Recent research we did here at Penn State confirms that green marketing messages comprise a tiny fraction of what’s out there. Tried and true marketing heuristics like celebrity, price and humor are still far more common. Although enviro-friendly packaging claims and certification labels are sprouting up more and more, there is no support for the idea that “green is everywhere.” It’s a niche.
And among the few-and-far-between green messages, corporations, associations and front groups have an overwhelming share of voice. Of 414 prime-time green ads broadcast during a three-month period (out of more than 26,000 total ads), only 22 were from advocacy organizations. Auto companies and energy concerns (along with their association front groups) were the primary sponsors. Therefore, one key challenge for environmental communicators is finding ways to turn up the volume, to be heard in an increasing cluttered information marketplace.
In addition to being heard, enviro-NGOs have to decide what to say. Here again there is a gap between environmental advocates and green marketers. A longitudinal study of 30 years of green ads in National Geographic Magazine, the bellwether nature publication in the US, reveals some telling trends in this regard. In addition to tracking the number of ads and their sponsors, we took a look at how green was being pitched. We used the common “product benefit ladder” approach. Over their life span, most brands move from information ads about product features and functionality, to a focus on consumer benefits, and, ultimately, to purely emotional appeals. Eventually you become Coca-Cola (latest tagline: Open Happiness).
It turns out the same evolution has been happening for green. Beginning in the 1990s, environmental appeals began to focus less on information, and more on why it is a consumer benefit, and how it can fulfill an emotional need. Many modern green marketing appeals are not about the environment as much as they are about projecting social responsibility (being green to be seen), in-group acceptance with a movement, or the simple emotional satisfaction of contributing to sustainability. And as green has become more intangible, it has become easier for marketers to make general associative appeals to it, without specifying any concrete environmental benefits.
Environmental advocates, for the most part, have stuck to much more basic informational approaches (our research has also shown that advocacy appeals tend to be much more about loss, while green marketers focus on gains). There is a strong motivation in cause promotion to start by “winning” the argument. This approach, however, is at a disadvantage when it comes to winning positioning battles. The mental associations people have with brands (and concepts like green) are largely emotional, not rational. It is easy to get stuck in the rhetoric—many have argued that the Democratic Party made this same mistake in recent years when it came to the branding of the political parties. In addition, many environmental advocates are averse to engage in emotional appeals because they see it as a marketing tactic (and therefore synonymous with consumerism).

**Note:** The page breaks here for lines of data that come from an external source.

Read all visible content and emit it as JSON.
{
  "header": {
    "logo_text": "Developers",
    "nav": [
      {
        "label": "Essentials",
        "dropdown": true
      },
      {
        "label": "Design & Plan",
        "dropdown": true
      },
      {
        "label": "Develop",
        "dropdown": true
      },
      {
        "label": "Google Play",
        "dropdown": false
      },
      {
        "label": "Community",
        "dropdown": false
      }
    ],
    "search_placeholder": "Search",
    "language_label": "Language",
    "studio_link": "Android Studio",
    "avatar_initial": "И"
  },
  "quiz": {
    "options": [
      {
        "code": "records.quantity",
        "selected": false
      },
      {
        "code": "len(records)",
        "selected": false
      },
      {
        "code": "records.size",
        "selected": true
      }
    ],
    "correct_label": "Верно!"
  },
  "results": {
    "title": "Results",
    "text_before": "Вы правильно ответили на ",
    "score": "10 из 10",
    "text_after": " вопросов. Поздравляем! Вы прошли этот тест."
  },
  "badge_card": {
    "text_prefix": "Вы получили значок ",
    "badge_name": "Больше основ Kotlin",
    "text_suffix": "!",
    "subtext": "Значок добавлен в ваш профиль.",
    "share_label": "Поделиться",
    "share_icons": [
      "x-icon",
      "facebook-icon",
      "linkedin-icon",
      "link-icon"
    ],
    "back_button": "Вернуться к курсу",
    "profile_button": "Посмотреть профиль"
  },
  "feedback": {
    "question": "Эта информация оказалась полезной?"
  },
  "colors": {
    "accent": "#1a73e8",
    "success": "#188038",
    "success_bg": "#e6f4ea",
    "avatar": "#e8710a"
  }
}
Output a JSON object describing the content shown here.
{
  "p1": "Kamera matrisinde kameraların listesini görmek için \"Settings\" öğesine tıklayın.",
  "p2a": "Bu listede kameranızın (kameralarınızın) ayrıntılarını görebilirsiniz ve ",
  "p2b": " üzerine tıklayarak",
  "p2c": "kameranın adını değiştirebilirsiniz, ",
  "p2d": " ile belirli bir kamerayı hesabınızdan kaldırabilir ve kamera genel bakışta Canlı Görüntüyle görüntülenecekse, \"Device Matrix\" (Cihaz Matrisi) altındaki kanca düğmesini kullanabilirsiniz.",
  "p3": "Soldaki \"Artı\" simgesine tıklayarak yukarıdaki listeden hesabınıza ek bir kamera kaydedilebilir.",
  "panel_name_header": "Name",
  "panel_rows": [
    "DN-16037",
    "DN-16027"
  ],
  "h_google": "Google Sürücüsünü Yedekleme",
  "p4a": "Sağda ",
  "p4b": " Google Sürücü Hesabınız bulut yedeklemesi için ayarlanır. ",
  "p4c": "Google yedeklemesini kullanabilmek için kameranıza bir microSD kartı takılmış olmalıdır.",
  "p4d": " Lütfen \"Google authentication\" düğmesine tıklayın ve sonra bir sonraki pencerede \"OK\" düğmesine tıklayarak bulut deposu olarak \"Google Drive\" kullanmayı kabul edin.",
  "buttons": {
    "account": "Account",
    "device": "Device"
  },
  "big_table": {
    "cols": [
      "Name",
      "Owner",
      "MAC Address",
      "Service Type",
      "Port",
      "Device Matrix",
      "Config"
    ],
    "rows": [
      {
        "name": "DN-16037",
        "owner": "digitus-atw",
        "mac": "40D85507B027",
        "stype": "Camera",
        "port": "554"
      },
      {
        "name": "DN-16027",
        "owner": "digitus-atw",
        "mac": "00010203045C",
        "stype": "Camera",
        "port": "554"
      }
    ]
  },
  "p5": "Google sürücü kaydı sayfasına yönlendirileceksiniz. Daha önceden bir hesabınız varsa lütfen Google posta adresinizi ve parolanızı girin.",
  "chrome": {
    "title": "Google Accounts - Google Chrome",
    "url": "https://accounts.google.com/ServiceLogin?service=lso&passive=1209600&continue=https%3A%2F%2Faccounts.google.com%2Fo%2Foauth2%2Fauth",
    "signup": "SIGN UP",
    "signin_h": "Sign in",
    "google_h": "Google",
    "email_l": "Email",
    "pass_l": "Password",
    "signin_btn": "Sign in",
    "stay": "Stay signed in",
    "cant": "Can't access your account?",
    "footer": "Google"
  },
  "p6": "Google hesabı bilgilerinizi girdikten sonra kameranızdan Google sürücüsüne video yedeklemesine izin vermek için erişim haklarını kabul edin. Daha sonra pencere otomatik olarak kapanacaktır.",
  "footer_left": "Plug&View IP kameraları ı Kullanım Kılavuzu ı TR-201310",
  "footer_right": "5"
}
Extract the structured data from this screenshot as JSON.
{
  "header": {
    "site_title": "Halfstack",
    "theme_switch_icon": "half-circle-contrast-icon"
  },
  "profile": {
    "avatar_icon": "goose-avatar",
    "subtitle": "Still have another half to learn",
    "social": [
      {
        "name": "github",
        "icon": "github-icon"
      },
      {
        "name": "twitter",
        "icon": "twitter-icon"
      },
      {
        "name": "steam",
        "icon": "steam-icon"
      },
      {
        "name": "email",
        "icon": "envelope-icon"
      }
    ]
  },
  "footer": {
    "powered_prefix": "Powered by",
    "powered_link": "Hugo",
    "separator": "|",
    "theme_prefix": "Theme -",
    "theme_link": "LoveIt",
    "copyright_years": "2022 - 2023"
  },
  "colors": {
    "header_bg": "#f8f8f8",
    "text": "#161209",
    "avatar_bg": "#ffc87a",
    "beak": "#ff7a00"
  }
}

These trends have meant that brand green has been defined almost exclusively by marketers. For them green is a (relatively minor) segmenting tool and heuristic device. But what is minor in the context of the global marketing machine is a major challenge for environmental communicators. Advocates should enjoy their (earth) day in the sun, but should wake up the next day focused on engaging audiences on an emotional level, and on a larger scale, the rest of the year.